On Thursday, in the midst of Pride Month, Texas Gov. Greg Abbott signed an adoption bill which could potentially pave the way for discrimination against LGBT families. Critics fear the new law could be used to prevent LGBT parents from adopting or fostering children in the Lone Star State.
According to Reuters, House Bill 3859 allows religious and faith-based organizations involved in the state's adoption and foster-care systems to deny services in circumstances where providing services would violate their religious principles. The law passed in the state's legislature in May. Abbott had until Sunday to act on the bill, and while he chose to veto 50 bills on Thursday, the controversial adoption bill earned his stamp of approval.
According to the state legislature's website, House Bill 3859 sought to protect "the rights of conscience for child welfare services providers." It will now take effect on Sept. 1. Abbott's office did not immediately release a statement upon the governor's signing of the bill, but critics had plenty to say in his place. For instance, GLAAD tweeted that the law "allows agencies to turn away qualified LGBTQ families." GLAAD President and CEO Sarah Kate Ellis went further, saying that "a child can now be denied the chance to live with a loving family in Texas."

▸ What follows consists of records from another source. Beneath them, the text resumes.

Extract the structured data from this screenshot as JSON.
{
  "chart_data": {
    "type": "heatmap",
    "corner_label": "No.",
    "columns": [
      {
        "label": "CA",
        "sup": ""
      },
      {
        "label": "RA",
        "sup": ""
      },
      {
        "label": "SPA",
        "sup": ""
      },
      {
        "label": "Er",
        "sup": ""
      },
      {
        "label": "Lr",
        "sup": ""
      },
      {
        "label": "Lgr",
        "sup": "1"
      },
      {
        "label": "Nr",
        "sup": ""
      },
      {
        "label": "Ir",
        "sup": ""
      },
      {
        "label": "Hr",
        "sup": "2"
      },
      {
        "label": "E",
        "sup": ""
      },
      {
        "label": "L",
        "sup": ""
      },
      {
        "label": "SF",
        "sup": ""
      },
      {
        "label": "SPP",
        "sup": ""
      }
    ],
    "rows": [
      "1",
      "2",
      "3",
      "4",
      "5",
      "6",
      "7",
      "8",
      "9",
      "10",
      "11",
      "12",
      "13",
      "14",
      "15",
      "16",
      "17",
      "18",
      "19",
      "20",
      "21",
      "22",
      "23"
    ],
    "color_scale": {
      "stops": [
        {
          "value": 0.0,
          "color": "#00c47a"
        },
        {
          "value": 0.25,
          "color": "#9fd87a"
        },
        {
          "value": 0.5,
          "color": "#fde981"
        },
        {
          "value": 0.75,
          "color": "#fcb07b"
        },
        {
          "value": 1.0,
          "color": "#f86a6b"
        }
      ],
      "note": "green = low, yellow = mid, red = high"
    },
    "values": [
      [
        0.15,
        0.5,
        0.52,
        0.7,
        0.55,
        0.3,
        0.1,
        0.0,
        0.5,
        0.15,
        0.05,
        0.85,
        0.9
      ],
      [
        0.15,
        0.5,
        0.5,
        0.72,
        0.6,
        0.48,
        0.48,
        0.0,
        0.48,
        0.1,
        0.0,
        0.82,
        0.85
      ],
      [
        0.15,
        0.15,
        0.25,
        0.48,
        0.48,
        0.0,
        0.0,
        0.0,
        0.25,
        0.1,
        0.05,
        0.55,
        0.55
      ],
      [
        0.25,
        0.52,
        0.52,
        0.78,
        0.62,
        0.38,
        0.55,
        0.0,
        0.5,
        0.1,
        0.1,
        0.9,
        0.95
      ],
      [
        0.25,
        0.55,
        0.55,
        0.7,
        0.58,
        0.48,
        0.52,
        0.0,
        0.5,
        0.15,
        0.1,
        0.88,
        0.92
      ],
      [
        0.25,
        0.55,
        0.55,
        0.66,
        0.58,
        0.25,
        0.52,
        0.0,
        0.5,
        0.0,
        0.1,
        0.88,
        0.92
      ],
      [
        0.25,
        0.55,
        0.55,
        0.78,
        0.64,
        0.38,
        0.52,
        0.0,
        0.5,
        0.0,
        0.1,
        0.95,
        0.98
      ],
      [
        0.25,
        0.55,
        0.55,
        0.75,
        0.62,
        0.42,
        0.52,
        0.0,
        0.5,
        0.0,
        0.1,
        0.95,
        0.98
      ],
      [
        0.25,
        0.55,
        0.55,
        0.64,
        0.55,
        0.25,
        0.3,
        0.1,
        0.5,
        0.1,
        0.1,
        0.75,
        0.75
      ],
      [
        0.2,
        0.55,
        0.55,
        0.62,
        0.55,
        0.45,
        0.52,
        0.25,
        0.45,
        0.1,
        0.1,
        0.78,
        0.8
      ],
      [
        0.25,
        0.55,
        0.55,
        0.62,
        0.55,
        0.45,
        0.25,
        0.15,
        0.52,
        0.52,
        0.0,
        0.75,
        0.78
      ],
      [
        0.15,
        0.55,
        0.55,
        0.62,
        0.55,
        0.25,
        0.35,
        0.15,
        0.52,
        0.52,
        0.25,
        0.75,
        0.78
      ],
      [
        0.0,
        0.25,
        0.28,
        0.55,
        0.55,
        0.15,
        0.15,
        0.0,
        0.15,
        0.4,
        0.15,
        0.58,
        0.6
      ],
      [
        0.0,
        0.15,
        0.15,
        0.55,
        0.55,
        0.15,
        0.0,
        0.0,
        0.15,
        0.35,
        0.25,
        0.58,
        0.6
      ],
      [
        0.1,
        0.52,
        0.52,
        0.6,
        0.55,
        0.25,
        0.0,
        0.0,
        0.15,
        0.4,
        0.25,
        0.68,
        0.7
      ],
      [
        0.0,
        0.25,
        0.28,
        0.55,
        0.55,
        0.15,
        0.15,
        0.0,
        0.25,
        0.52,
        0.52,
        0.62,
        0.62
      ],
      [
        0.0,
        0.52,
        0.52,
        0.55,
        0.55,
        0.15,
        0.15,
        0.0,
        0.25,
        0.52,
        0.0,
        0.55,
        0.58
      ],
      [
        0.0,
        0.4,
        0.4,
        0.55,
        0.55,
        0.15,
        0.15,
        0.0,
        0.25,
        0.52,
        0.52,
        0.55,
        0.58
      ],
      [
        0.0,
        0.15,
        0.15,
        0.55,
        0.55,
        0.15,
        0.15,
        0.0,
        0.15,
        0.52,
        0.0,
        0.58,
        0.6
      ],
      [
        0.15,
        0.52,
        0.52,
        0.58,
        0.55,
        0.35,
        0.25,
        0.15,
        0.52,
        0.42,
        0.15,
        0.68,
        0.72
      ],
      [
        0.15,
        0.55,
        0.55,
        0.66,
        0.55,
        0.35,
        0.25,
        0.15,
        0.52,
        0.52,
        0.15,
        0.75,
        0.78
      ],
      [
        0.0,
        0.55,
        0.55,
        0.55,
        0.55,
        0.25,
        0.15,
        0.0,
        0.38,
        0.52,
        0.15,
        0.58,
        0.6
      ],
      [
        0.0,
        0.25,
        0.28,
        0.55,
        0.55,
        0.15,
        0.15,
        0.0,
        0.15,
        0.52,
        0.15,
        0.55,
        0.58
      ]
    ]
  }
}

According to the Huffington Post, the new adoption law will also allow publicly funded child welfare services groups to send LGBT foster children to "conversion therapy." The use of conversion therapy has been a recurring issue in Texas. Back in February, a bill arose in the state senate that would allow therapists to practice conversion therapy. Like the new adoption law, that bill also sought to preserve religious freedoms. Last year, an anti-LGBT billboard appeared in Waco, Texas, promoting conversion therapy. The troubling billboard read, "Ex-gays prove change is possible."
It seems that LGBT issues will remain a concern in Texas beyond the state's new adoption bill. Next month, the state will hold a special legislative session, reportedly to address, among other things, a bathroom policy that would require public school students to use the bathroom that corresponds with their birth certificate. If passed, the bathroom policy would adversely affect transgender students across Texas.
The troubling news out of Texas comes as Americans gather across the country to celebrate Pride Month. With hundreds of thousands of people coming together in cities like Chicago, Orlando, and San Francisco, June's pride celebrations show that LGBT rights are a mainstream issue. Unfortunately, it's not clear that the conservative Texas government sees them that way.